For the non-punctuation boffins with better things to do than argue, bicker, and quarrel about commas, a sheepish explanation: an Oxford comma is simply a comma placed before the ‘and’ which precedes the final thing in a list. Its detractors vilify, hate, and denounce its usage, while its fans extol, champion, and eulogise its class, clarity, and linguistic merit.
I’m a fan of the Oxford comma for the simple reason that I think it makes sense. When you’re making a list of things, it’s proper, clear, and consistent to treat each thing being listed as truly separate entities rather than denoting all as individualistic apart from the final two, which are rendered as some anomulous, impromptu, and unnecessary couplet.
But, even more important than matters of tidy demarcation, categorisation, and classification is clarity of expression. As the story goes, The Times once published a review of a travel programme featuring the late Peter Ustinov which contained the unfortunate phrase: ‘The highlights of his global tour include encounters with Nelson Mandela, an 800-year-old demigod and a dildo collector.’
You see my gripe: the cadence of this sentence suggests that one of the greatest humans to have ever walked this Earth was, in his spare time, a centuries-old deity and a devotee to the accumulation, stockpiling, and gathering of adult phallic devices.
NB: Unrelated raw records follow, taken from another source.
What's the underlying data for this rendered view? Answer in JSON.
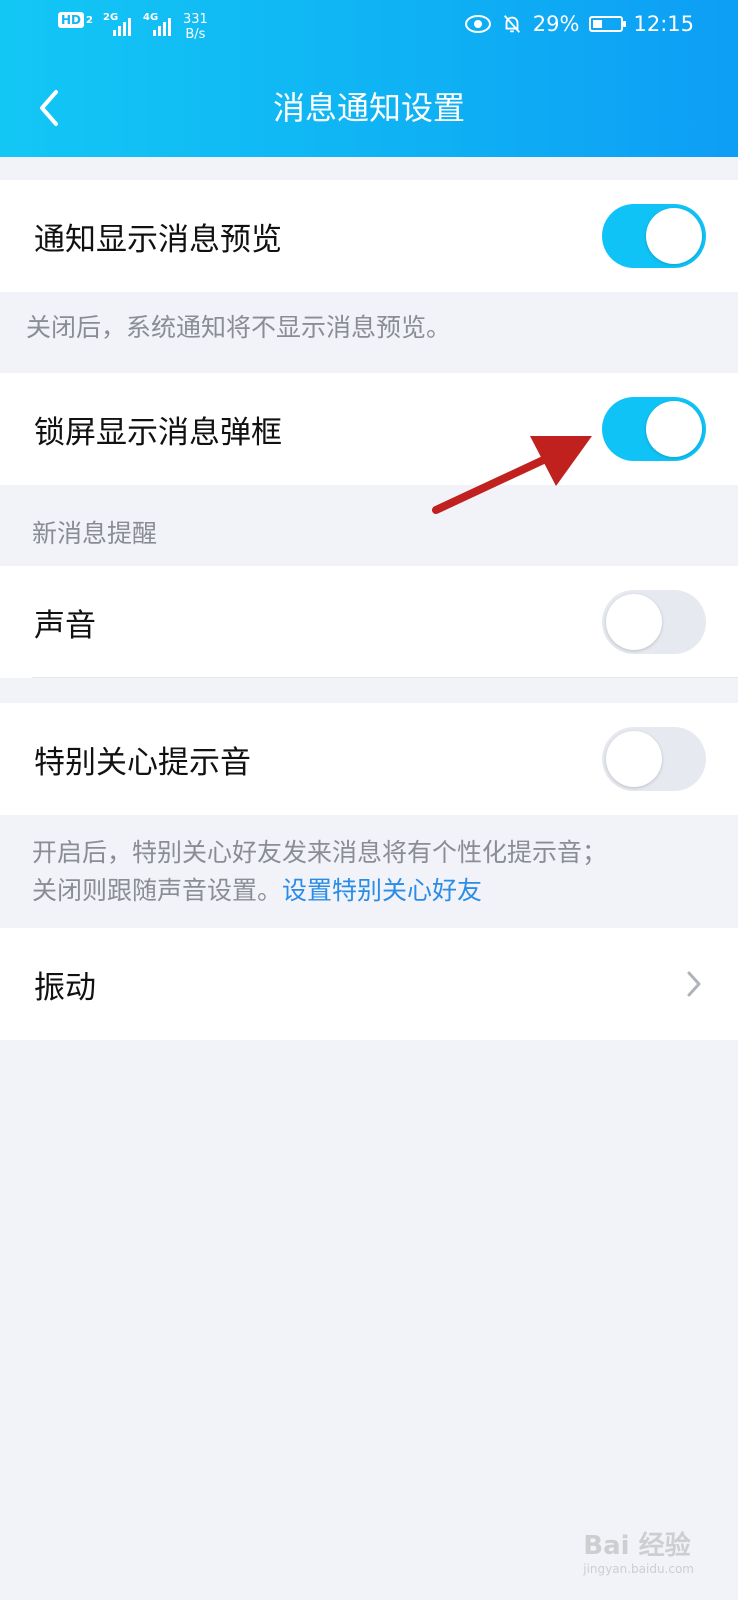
{
  "status_bar": {
    "hd_label": "HD",
    "sim1_label": "2",
    "sig1_label": "2G",
    "sig2_label": "4G",
    "net_speed_value": "331",
    "net_speed_unit": "B/s",
    "battery_percent": "29%",
    "time": "12:15"
  },
  "header": {
    "title": "消息通知设置",
    "back_icon": "chevron-left-icon"
  },
  "settings": {
    "preview": {
      "label": "通知显示消息预览",
      "enabled": true
    },
    "preview_note": "关闭后，系统通知将不显示消息预览。",
    "lockscreen": {
      "label": "锁屏显示消息弹框",
      "enabled": true
    },
    "new_msg_section": "新消息提醒",
    "sound": {
      "label": "声音",
      "enabled": false
    },
    "special": {
      "label": "特别关心提示音",
      "enabled": false
    },
    "special_note_line1": "开启后，特别关心好友发来消息将有个性化提示音；",
    "special_note_line2": "关闭则跟随声音设置。",
    "special_note_link": "设置特别关心好友",
    "vibrate": {
      "label": "振动",
      "icon": "chevron-right-icon"
    }
  },
  "watermark": {
    "text": "Bai 经验",
    "sub": "jingyan.baidu.com"
  },
  "colors": {
    "accent": "#10c3f6",
    "header_start": "#13c7f5",
    "header_end": "#0d9ef5",
    "link": "#2b8ce8",
    "annotation_arrow": "#c0211f"
  }
}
Not to do myself out of a headline about the great Mr Mandela, but he was sadly neither of those things.
Oxford commas made the news recently, too. Recent Secretary of State for Health Thérèse Coffey (she’s since taken her considerable talents to Defra) is a long-time Oxford comma sceptic, prompting the phrase ‘the enemy of my enemy is my friend’ to leap, unbidden, to mind… Thank God she recently took away from overseeing a collapsing, underfunded, and overlooked NHS to vent her grammatical fury.